The House Judiciary Committee has tabled the Stop Online Piracy Act until “early next year,” but the fight to stop SOPA isn’t yet over. Fortunately, advocates for informed Internet policy have recently gained a couple crucial allies in that fight.
Yesterday, for example, Hollywood star Ashton Kutcher posted an indictment of SOPA on his blog. That’s actually highly significant because Hollywood (not surprisingly, given that movies are an oft-pirated product) has provided a lot of the firepower for SOPA. The Motion Picture Association of America, for example, has lobbied for the bill. But Kutcher recognizes what MPAA officials apparently don’t: SOPA creates more problems than it solves. Kutcher writes:
At its core SOPA unwillingly recruits Internet industry companies like social networks, ISP’s and search engines to become policing agents and legally liable for it’s users content. Forcing social media sites and ISP’s responsible for users content is amazingly burdensome and costly. SOPA will create economic problems for Internet start-ups which will be an additional negative side effect. This may cause a slow down in the Internet economic sector, which is providing real jobs and innovation for the US economy. …
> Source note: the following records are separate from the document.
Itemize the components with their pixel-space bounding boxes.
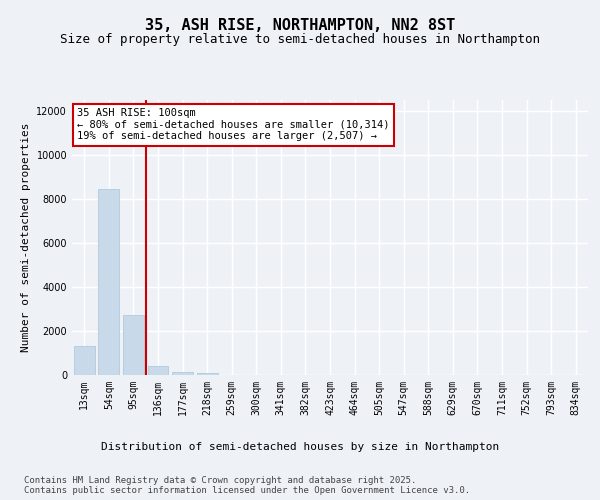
Bar xyxy=(148,366,169,375)
Text: 35, ASH RISE, NORTHAMPTON, NN2 8ST: 35, ASH RISE, NORTHAMPTON, NN2 8ST xyxy=(145,18,455,32)
Text: 35 ASH RISE: 100sqm
← 80% of semi-detached houses are smaller (10,314)
19% of se: 35 ASH RISE: 100sqm ← 80% of semi-detach… xyxy=(77,108,389,142)
Text: Contains HM Land Registry data © Crown copyright and database right 2025.
Contai: Contains HM Land Registry data © Crown c… xyxy=(24,476,470,495)
Text: Size of property relative to semi-detached houses in Northampton: Size of property relative to semi-detach… xyxy=(60,32,540,46)
Text: Distribution of semi-detached houses by size in Northampton: Distribution of semi-detached houses by … xyxy=(101,442,499,452)
Bar xyxy=(197,373,218,375)
Bar xyxy=(74,346,95,375)
Y-axis label: Number of semi-detached properties: Number of semi-detached properties xyxy=(21,122,31,352)
Bar xyxy=(172,372,193,375)
Bar xyxy=(98,189,119,375)
Bar xyxy=(123,315,144,375)
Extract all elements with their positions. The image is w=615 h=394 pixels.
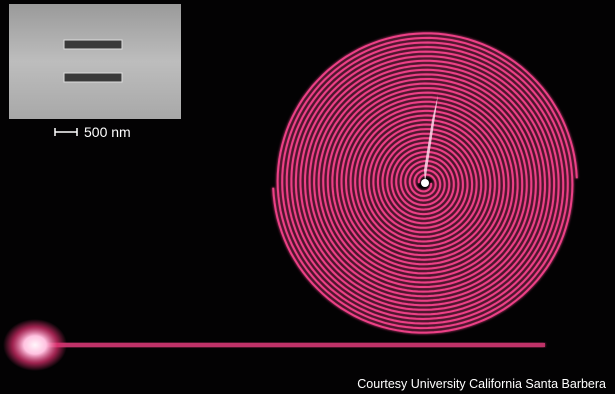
inset-bar xyxy=(64,40,122,49)
straight-waveguide xyxy=(45,343,545,347)
page: 500 nm Courtesy University California Sa… xyxy=(0,0,615,394)
credit: Courtesy University California Santa Bar… xyxy=(357,377,606,391)
spiral-center xyxy=(421,179,429,187)
scale-label: 500 nm xyxy=(84,124,131,140)
input-spot xyxy=(3,319,67,371)
photo: 500 nm Courtesy University California Sa… xyxy=(0,0,615,394)
inset-bar xyxy=(64,73,122,82)
inset-image xyxy=(9,4,181,119)
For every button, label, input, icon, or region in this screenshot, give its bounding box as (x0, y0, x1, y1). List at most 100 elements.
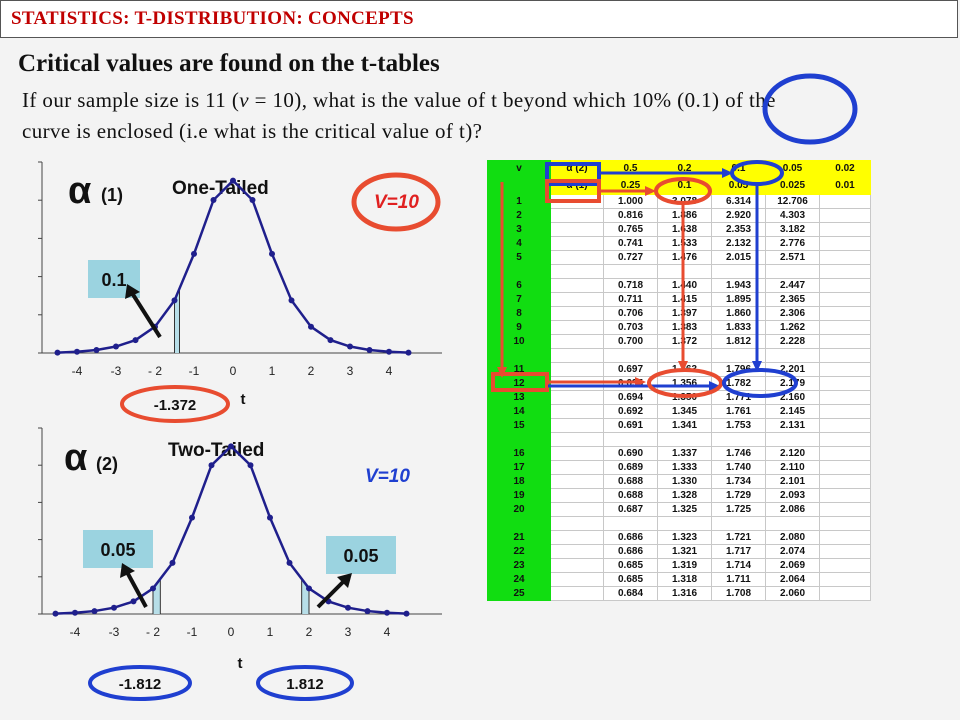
blank-cell (819, 488, 871, 503)
blank-cell (550, 516, 604, 531)
chart2-xlabel: t (238, 655, 243, 672)
df-cell: 12 (487, 376, 551, 391)
table-row (487, 432, 871, 447)
value-cell: 1.415 (657, 292, 712, 307)
blank-cell (550, 250, 604, 265)
table-row: 6 0.718 1.440 1.943 2.447 (487, 278, 871, 293)
value-cell: 1.753 (711, 418, 766, 433)
value-cell: 0.718 (603, 278, 658, 293)
value-cell: 0.700 (603, 334, 658, 349)
slide-header: STATISTICS: T-DISTRIBUTION: CONCEPTS (0, 0, 958, 38)
table-row: 9 0.703 1.383 1.833 1.262 (487, 320, 871, 335)
df-cell (487, 264, 551, 279)
alpha1-value: 0.01 (819, 177, 871, 195)
df-cell: 10 (487, 334, 551, 349)
blank-cell (550, 390, 604, 405)
value-cell (711, 348, 766, 363)
chart1-shaded-tail (174, 288, 180, 353)
chart1-v-oval (351, 172, 441, 232)
blank-cell (819, 264, 871, 279)
table-row: 2 0.816 1.886 2.920 4.303 (487, 208, 871, 223)
table-row (487, 264, 871, 279)
blank-cell (819, 544, 871, 559)
blank-cell (819, 446, 871, 461)
chart1-tick-label: -1 (189, 364, 200, 378)
value-cell: 2.179 (765, 376, 820, 391)
value-cell: 1.796 (711, 362, 766, 377)
df-cell: 15 (487, 418, 551, 433)
value-cell: 2.132 (711, 236, 766, 251)
chart1-title: One-Tailed (172, 178, 269, 199)
value-cell: 2.201 (765, 362, 820, 377)
alpha2-value: 0.2 (657, 160, 712, 178)
df-cell: 25 (487, 586, 551, 601)
blank-cell (550, 460, 604, 475)
chart2-point (189, 514, 195, 521)
table-row: 22 0.686 1.321 1.717 2.074 (487, 544, 871, 559)
chart1-point (347, 343, 353, 350)
chart2-tick-label: 3 (345, 625, 352, 639)
value-cell: 0.816 (603, 208, 658, 223)
value-cell (765, 348, 820, 363)
blank-cell (819, 306, 871, 321)
value-cell: 0.688 (603, 488, 658, 503)
value-cell: 1.337 (657, 446, 712, 461)
chart1-tick-label: 4 (386, 364, 393, 378)
chart1-tail-value: 0.1 (101, 270, 126, 290)
value-cell: 2.228 (765, 334, 820, 349)
df-cell: 19 (487, 488, 551, 503)
chart2-right-arrow (316, 579, 346, 609)
value-cell: 1.729 (711, 488, 766, 503)
value-cell: 2.131 (765, 418, 820, 433)
table-row: 20 0.687 1.325 1.725 2.086 (487, 502, 871, 517)
df-cell: 4 (487, 236, 551, 251)
table-row (487, 348, 871, 363)
chart2-point (150, 585, 156, 592)
chart2-left-tail-box (83, 530, 153, 568)
chart1-point (113, 343, 119, 350)
blank-cell (550, 348, 604, 363)
value-cell (711, 432, 766, 447)
value-cell: 2.110 (765, 460, 820, 475)
chart1-plot: -4 -3 - 2 -1 0 1 2 3 4 t (38, 161, 442, 408)
table-row: 7 0.711 1.415 1.895 2.365 (487, 292, 871, 307)
blank-cell (819, 250, 871, 265)
value-cell: 1.319 (657, 558, 712, 573)
chart2-left-arrow-head (120, 563, 135, 578)
value-cell: 2.920 (711, 208, 766, 223)
df-cell: 8 (487, 306, 551, 321)
df-cell: 20 (487, 502, 551, 517)
blank-cell (819, 194, 871, 209)
value-cell (711, 264, 766, 279)
chart1-alpha-label: (1) (101, 185, 123, 205)
value-cell: 2.306 (765, 306, 820, 321)
alpha1-value: 0.05 (711, 177, 766, 195)
value-cell: 2.160 (765, 390, 820, 405)
value-cell: 2.120 (765, 446, 820, 461)
heading: Critical values are found on the t-table… (18, 50, 440, 77)
chart2-tick-label: 0 (228, 625, 235, 639)
blank-cell (819, 432, 871, 447)
chart1-critical-label: -1.372 (154, 397, 197, 414)
df-cell: 14 (487, 404, 551, 419)
blank-cell (550, 292, 604, 307)
chart1-point (191, 250, 197, 257)
value-cell: 1.321 (657, 544, 712, 559)
value-cell: 1.356 (657, 376, 712, 391)
value-cell: 4.303 (765, 208, 820, 223)
value-cell: 2.571 (765, 250, 820, 265)
table-row: 21 0.686 1.323 1.721 2.080 (487, 530, 871, 545)
value-cell: 0.703 (603, 320, 658, 335)
value-cell: 1.383 (657, 320, 712, 335)
blank-cell (819, 586, 871, 601)
value-cell: 12.706 (765, 194, 820, 209)
value-cell: 1.761 (711, 404, 766, 419)
df-cell: 5 (487, 250, 551, 265)
blank-cell (550, 236, 604, 251)
alpha2-value: 0.1 (711, 160, 766, 178)
table-row: 10 0.700 1.372 1.812 2.228 (487, 334, 871, 349)
value-cell: 3.078 (657, 194, 712, 209)
chart1-point (230, 177, 236, 184)
chart1-point (54, 349, 61, 356)
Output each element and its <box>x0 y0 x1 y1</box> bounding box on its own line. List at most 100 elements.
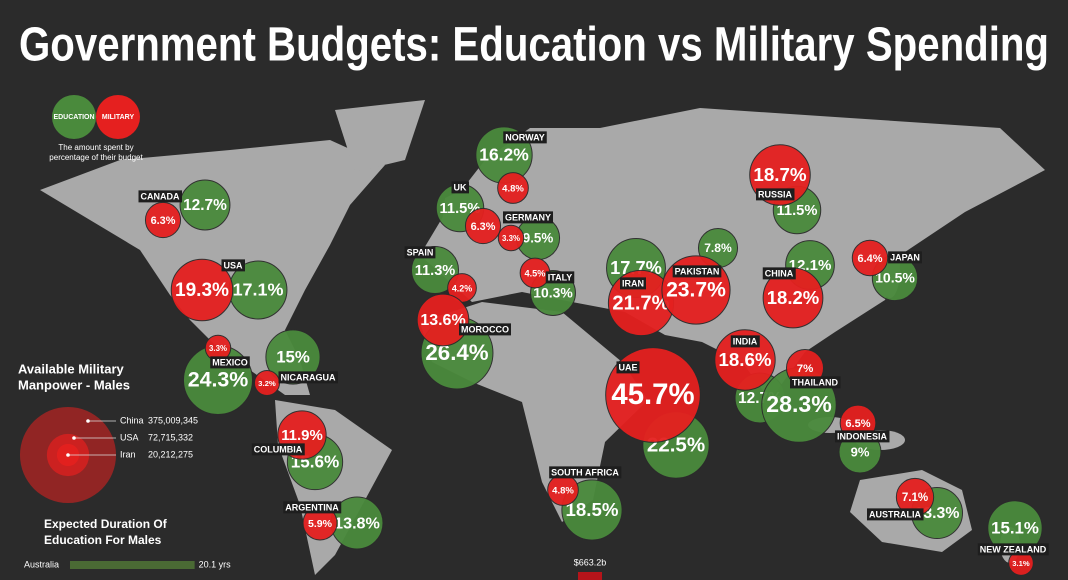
bubble <box>497 172 529 204</box>
bubble-label: 6.3% <box>151 215 176 227</box>
bubble-label: 4.2% <box>452 283 472 293</box>
manpower-value: 72,715,332 <box>148 432 193 442</box>
bubble-label: 15% <box>276 347 310 366</box>
bubble-label: 18.2% <box>767 287 819 308</box>
bubble-label: 24.3% <box>188 368 249 392</box>
bubble-label: 3.2% <box>258 379 276 388</box>
country-label-bg <box>210 356 250 369</box>
bubble-label: 18.7% <box>753 164 806 185</box>
legend-military-swatch <box>96 95 140 139</box>
legend-note: The amount spent by <box>58 143 133 152</box>
country-label: COLUMBIA <box>254 444 303 454</box>
country-label-bg <box>503 131 547 144</box>
manpower-country: China <box>120 415 144 425</box>
bubble <box>265 329 321 385</box>
bubble-label: 11.5% <box>777 203 818 219</box>
bubble-label: 11.9% <box>281 427 323 444</box>
bubble-label: 13.6% <box>420 312 465 329</box>
bubble-label: 3.3% <box>209 344 227 353</box>
duration-bar <box>70 561 195 569</box>
legend: EDUCATION MILITARY The amount spent by p… <box>49 95 143 162</box>
country-label: PAKISTAN <box>675 266 720 276</box>
country-label: SOUTH AFRICA <box>551 467 619 477</box>
manpower-dot <box>86 419 90 423</box>
country-label: NICARAGUA <box>281 372 336 382</box>
manpower-value: 20,212,275 <box>148 449 193 459</box>
country-label-bg <box>549 466 622 479</box>
footer-bar <box>578 572 602 580</box>
manpower-dot <box>66 453 70 457</box>
country-label: ITALY <box>548 272 573 282</box>
country-label-bg <box>545 271 575 284</box>
manpower-country: USA <box>120 432 139 442</box>
bubble <box>714 329 776 391</box>
country-label-bg <box>790 376 841 389</box>
country-label-bg <box>251 443 305 456</box>
country-label: NORWAY <box>505 132 545 142</box>
duration-country: Australia <box>24 559 59 569</box>
bubble-label: 6.3% <box>471 221 496 233</box>
bubble-label: 23.7% <box>666 279 726 302</box>
bubble-label: 10.3% <box>533 285 572 301</box>
country-label-bg <box>502 211 554 224</box>
bubble <box>416 293 470 347</box>
bubble-label: 11.5% <box>440 201 481 217</box>
country-label-bg <box>616 361 640 374</box>
bubble <box>179 179 231 231</box>
country-label: MOROCCO <box>461 324 509 334</box>
bubble-label: 4.8% <box>502 184 524 195</box>
country-label-bg <box>459 323 511 336</box>
bubble-label: 10.5% <box>875 270 915 286</box>
legend-education: EDUCATION <box>53 114 94 121</box>
country-label-bg <box>672 265 722 278</box>
country-label: IRAN <box>622 278 644 288</box>
bubble <box>851 239 889 277</box>
country-label-bg <box>730 335 760 348</box>
bubble-label: 9% <box>851 444 870 459</box>
country-label: JAPAN <box>890 252 920 262</box>
bubble-label: 5.9% <box>308 518 333 530</box>
country-label-bg <box>221 259 245 272</box>
manpower-dot <box>72 436 76 440</box>
bubble-label: 3.1% <box>1012 559 1030 568</box>
bubble-label: 4.8% <box>552 486 574 497</box>
bubble-label: 7.1% <box>902 492 928 504</box>
manpower-title: Manpower - Males <box>18 377 130 392</box>
bubble-label: 28.3% <box>766 391 831 417</box>
country-label: UAE <box>618 362 637 372</box>
bubble-label: 16.2% <box>479 145 529 165</box>
country-label-bg <box>762 267 796 280</box>
manpower-title: Available Military <box>18 361 124 376</box>
bubble-label: 45.7% <box>611 378 694 411</box>
country-label: CHINA <box>765 268 794 278</box>
manpower-country: Iran <box>120 449 136 459</box>
country-label: GERMANY <box>505 212 551 222</box>
country-label: RUSSIA <box>758 189 793 199</box>
country-label: MEXICO <box>212 357 248 367</box>
bubble-label: 21.7% <box>612 292 669 314</box>
bubble-label: 7.8% <box>704 241 732 255</box>
manpower-value: 375,009,345 <box>148 415 198 425</box>
bubble-label: 11.3% <box>415 263 456 279</box>
duration-title: Expected Duration Of <box>44 517 168 531</box>
bubble-label: 7% <box>797 363 814 375</box>
bubble <box>497 224 525 252</box>
bubble <box>170 258 234 322</box>
country-label-bg <box>888 251 922 264</box>
country-label-bg <box>620 277 646 290</box>
country-label: USA <box>223 260 243 270</box>
title: Government Budgets: Education vs Militar… <box>19 19 1049 72</box>
country-label: NEW ZEALAND <box>980 544 1047 554</box>
country-label: CANADA <box>141 191 180 201</box>
country-label-bg <box>867 508 924 521</box>
country-label: UK <box>454 182 467 192</box>
country-label-bg <box>977 543 1049 556</box>
country-label-bg <box>451 181 469 194</box>
bubble-label: 17.1% <box>233 280 284 300</box>
country-label: INDIA <box>733 336 758 346</box>
bubble-label: 6.5% <box>845 418 870 430</box>
country-label-bg <box>834 430 890 443</box>
bubble-label: 18.5% <box>566 499 619 520</box>
country-label: ARGENTINA <box>285 502 339 512</box>
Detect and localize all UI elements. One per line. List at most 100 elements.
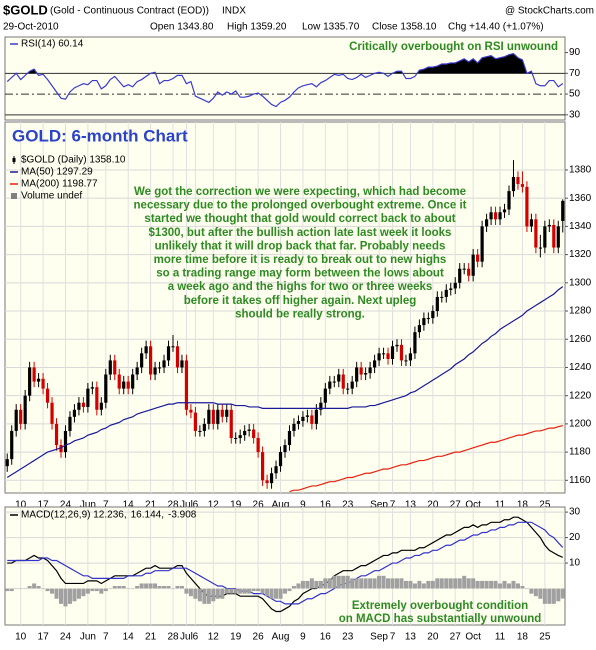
candle-body xyxy=(386,353,390,359)
x-tick-label: 7 xyxy=(103,500,109,511)
candle-body xyxy=(502,209,507,213)
histogram-bar xyxy=(345,575,350,589)
histogram-bar xyxy=(130,588,135,590)
x-tick-label: 19 xyxy=(230,632,242,643)
histogram-bar xyxy=(85,588,90,594)
histogram-bar xyxy=(72,588,77,602)
histogram-bar xyxy=(368,578,373,589)
x-tick-label: 7 xyxy=(390,500,396,511)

Moreover, what is most shocking, is SOPA’s idea of giving judges determination of Internet DNS. The bill suggests DNS administrators remove bad actor domains on judges orders; thus breaking the fundamentals of the Internet. It is a disastrous precedent to have Congress legislate Internet DNS control.
Placing search engines and ISP’s in the middle of policing for piracy is plain and simply a bad and confused attempt by well meaning people that fundamentally don’t understand how the the Internet works.
That’s a point that has been raised again and again: SOPA seems to have been written and promoted by folks who don’t fully understand the Internet. (That’s not a cheap shot; plenty of people don’t, even folks who use it unthinkingly every day.) For example, Utah Republican Rep. Jason Chaffetz — who was born in Silicon Valley — has pleaded with the House Judiciary Committee to “bring in the nerds” to speak to the pros and cons of SOPA. That, he says, is the only responsible alternative to continuing to listen blindly and one-sidedly to special-interest groups like Hollywood. “We haven’t done our due diligence,” Chaffetz said.
Meantime, in the think tank world, The Heritage Foundation also took a stand against SOPA. That, too, is no small matter, given the odd lines that divide the pro-and-anti-SOPA factions. The business community, for example, has been very divided about the issue. In a WebMemo yesterday, James Gattuso, a senior fellow in regulatory policy, cautioned legislators to consider “the unintended consequences” of SOPA. He explains:
A number of concerns have been raised. One is that, by blocking “resolution” of IP addresses by servers in the U.S., users (and their browsers) would instead use less secure servers elsewhere to continue accessing blocked sites. Some have also said such domain-name filtering could disrupt access to other, non-infringing domain names. There are also concerns that SOPA could interfere with deployment of a newly developed Internet security system known as “DNSSEC” (which is intended to ensure the successful “resolution” of IP addresses), further weakening security.
SOPA would undercut other policy goals as well. The requirement that search engines omit links to rogue sites undercuts the role of search firms as trusted intermediaries in conveying information to users. There are, of course, other circumstances where search engines already omit information and links—for instance, Google routinely screens out child pornography from its search results. But there has never been a government mandate that information be withheld from search results. Imposing such a mandate would represent the first step down a classic slippery slope of government interference that has no clear stopping point.
Arguably, the limits placed on search engines as well as other third parties under SOPA would also violate constitutional protections of freedom of speech. But even if not barred legally, any such restrictions should be imposed only after the most careful consideration, only when absolutely necessary, and even then, to the smallest degree possible.
Bottom line: Everybody agrees piracy is a problem — but SOPA is not the way to stop it. Rest easy over the holidays knowing Congress didn’t inadvertently create a major Internet firewall, but keep your eyes on this when the House Judiciary Committee resumes its discussion next year.